No one knows how Harvard’s pending ethics review will turn out for Drs. Joseph Biederman, Thomas Spencer, and Timothy Wilens. They are the three psychiatrists spotlighted for possible conflicts of interest by Senator Chuck Grassley, of Iowa. According to the Congressional Record, Grassley had asked Harvard and the Massachusetts General Hospital for the doctors’ financial disclosure statements. On paper, it appeared that the researchers had received "a couple hundred thousand dollars" from the pharmaceutical industry. Then Harvard asked the doctors to review their records. After a second look, Grassley reports, “Dr. Biederman suddenly admitted to over $1.6 million dollars from the drug companies. And Dr. Spencer also admitted to over $1 million. Meanwhile, Dr. Wilens also reported over $1.6 million in payments from the drug companies.”
Grassley asked Big Pharma for the corresponding data. He says, “Based on reports from just a handful of drug companies, we know that even these millions do not account for all of the money. In a few cases, the doctors disclosed more money than the drug companies reported. But in most cases, the doctors reported less money. For instance, Eli Lilly has reported to me that they paid tens of thousands of dollars to Dr. Biederman that he still has not accounted for. And the same goes for Drs. Spencer and Wilens.” Grassley notes that in the meanwhile Biederman and Wilens were receiving National Institute of Health support to study a Lily drug, Stratera.
The New York Times has summarized some of the discrepancies, along with the doctors’ justifications, in a telling graphic. In five instances, involving two drug companies, Eli Lily and Johnson & Johnson, Biederman reported no income or amounts under ten thousand dollars when the industry reported payments over ten thousand. The most egregious example had Biederman reporting zero income from Johnson & Johnson (a figure he later amended to $3500), when the company said it had given him $58,169.
The ten-thousand-dollar threshold is important because National Institute of Health rules require reporting payments above that amount to universities, who will then require that they be disclosed to research subjects. According to the Times, in the period in question, “Harvard forbade professors from conducting clinical trials if they received payments over $10,000 from the company whose product was being studied.” So Harvard’s name may now be associated with research that should never have been undertaken.
As I say, Biederman and his colleagues have not formulated their defense. According to the Boston Globe, the doctors have denied violating conflict of interest rules. It is not hard to imagine differences of interpretation about categories of income, research expenses versus personal consulting fees. But if even a few of the charges were to stand, they would constitute a serious breach of trust between the doctors and their government, their research subjects, their universities, their colleagues, and the public.
My personal experience is with the last two audiences. Dr. Biederman’s research is of immense importance. The Times and other media focused on his work on childhood bipolar disorder, a diagnosis whose use has expanded enormously in recent years. As a doctor who works with late adolescents and adults, I have been more interested in Dr. Biederman’s studies of attention deficit disorder. He has been a great advocate of the diagnosis beyond school age. His research has shown that the condition responds best to medication, producing benefits in not only in the target disorder “but also self-esteem, cognition, and social and family function,” and that the treatments are relatively safe. I have been particularly impressed with his demonstration that stimulants are not gateway drugs; it is untreated ADHD, and not stimulant use, that leads to substance abuse.

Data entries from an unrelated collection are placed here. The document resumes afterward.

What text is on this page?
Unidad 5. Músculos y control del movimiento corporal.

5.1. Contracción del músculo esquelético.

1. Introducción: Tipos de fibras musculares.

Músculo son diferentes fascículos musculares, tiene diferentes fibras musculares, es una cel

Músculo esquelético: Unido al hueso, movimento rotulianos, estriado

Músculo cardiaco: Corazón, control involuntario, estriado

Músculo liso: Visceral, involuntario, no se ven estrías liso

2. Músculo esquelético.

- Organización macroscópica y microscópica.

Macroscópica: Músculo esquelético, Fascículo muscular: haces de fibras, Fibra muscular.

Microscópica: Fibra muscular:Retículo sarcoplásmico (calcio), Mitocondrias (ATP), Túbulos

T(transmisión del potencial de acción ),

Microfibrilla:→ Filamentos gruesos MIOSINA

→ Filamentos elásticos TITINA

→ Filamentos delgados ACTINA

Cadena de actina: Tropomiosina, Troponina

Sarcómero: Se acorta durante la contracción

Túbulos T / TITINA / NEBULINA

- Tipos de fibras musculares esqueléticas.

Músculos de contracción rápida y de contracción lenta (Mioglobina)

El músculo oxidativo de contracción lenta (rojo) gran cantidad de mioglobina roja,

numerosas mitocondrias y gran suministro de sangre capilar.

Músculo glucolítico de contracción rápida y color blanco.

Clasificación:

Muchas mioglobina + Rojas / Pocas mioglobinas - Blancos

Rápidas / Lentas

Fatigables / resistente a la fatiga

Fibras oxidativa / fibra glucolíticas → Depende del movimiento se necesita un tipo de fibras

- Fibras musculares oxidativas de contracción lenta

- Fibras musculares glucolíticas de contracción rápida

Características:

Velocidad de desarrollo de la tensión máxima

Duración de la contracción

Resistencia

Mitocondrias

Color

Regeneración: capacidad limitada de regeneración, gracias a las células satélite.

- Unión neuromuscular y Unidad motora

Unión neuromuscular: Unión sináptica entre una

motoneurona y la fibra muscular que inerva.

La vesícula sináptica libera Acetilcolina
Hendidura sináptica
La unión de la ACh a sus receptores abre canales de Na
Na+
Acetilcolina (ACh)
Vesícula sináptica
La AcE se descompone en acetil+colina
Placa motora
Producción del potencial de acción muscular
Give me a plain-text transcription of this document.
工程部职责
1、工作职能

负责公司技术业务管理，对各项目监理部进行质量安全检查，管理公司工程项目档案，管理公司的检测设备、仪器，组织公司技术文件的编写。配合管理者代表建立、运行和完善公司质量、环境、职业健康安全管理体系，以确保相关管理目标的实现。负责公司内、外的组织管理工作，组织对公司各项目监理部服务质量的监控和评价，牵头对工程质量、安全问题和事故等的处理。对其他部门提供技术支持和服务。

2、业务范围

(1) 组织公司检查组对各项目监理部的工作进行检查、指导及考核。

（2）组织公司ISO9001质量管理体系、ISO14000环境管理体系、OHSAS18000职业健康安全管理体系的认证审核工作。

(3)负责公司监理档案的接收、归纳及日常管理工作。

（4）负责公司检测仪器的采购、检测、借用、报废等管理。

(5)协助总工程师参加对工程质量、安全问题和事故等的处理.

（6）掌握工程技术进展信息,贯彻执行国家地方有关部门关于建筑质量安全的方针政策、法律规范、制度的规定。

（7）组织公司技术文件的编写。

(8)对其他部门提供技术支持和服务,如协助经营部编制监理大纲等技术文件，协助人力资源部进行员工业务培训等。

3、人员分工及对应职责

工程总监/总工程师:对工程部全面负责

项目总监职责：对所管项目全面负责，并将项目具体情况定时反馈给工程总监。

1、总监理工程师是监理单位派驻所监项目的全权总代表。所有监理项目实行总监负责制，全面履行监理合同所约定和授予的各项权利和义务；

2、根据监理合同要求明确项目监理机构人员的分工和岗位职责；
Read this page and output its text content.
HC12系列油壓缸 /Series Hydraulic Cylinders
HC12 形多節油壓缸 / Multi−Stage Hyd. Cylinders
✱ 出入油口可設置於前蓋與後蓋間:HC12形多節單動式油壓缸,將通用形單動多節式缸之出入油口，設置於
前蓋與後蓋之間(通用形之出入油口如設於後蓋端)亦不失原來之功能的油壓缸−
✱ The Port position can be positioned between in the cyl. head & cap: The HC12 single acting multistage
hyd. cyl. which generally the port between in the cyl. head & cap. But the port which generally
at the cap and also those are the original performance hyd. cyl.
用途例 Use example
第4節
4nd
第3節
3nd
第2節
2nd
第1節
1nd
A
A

Because these topics matter to me, I have attended Dr. Biederman’s lectures. His presentations are convincing. And when he speaks, Biederman makes no secret of his many ties to the pharmaceutical industry. In fact, I had a sense, as an audience member, that Biederman was proud of his affiliations to drug companies. His research shows that their products can offer help to people who may be floundering in life without knowing why.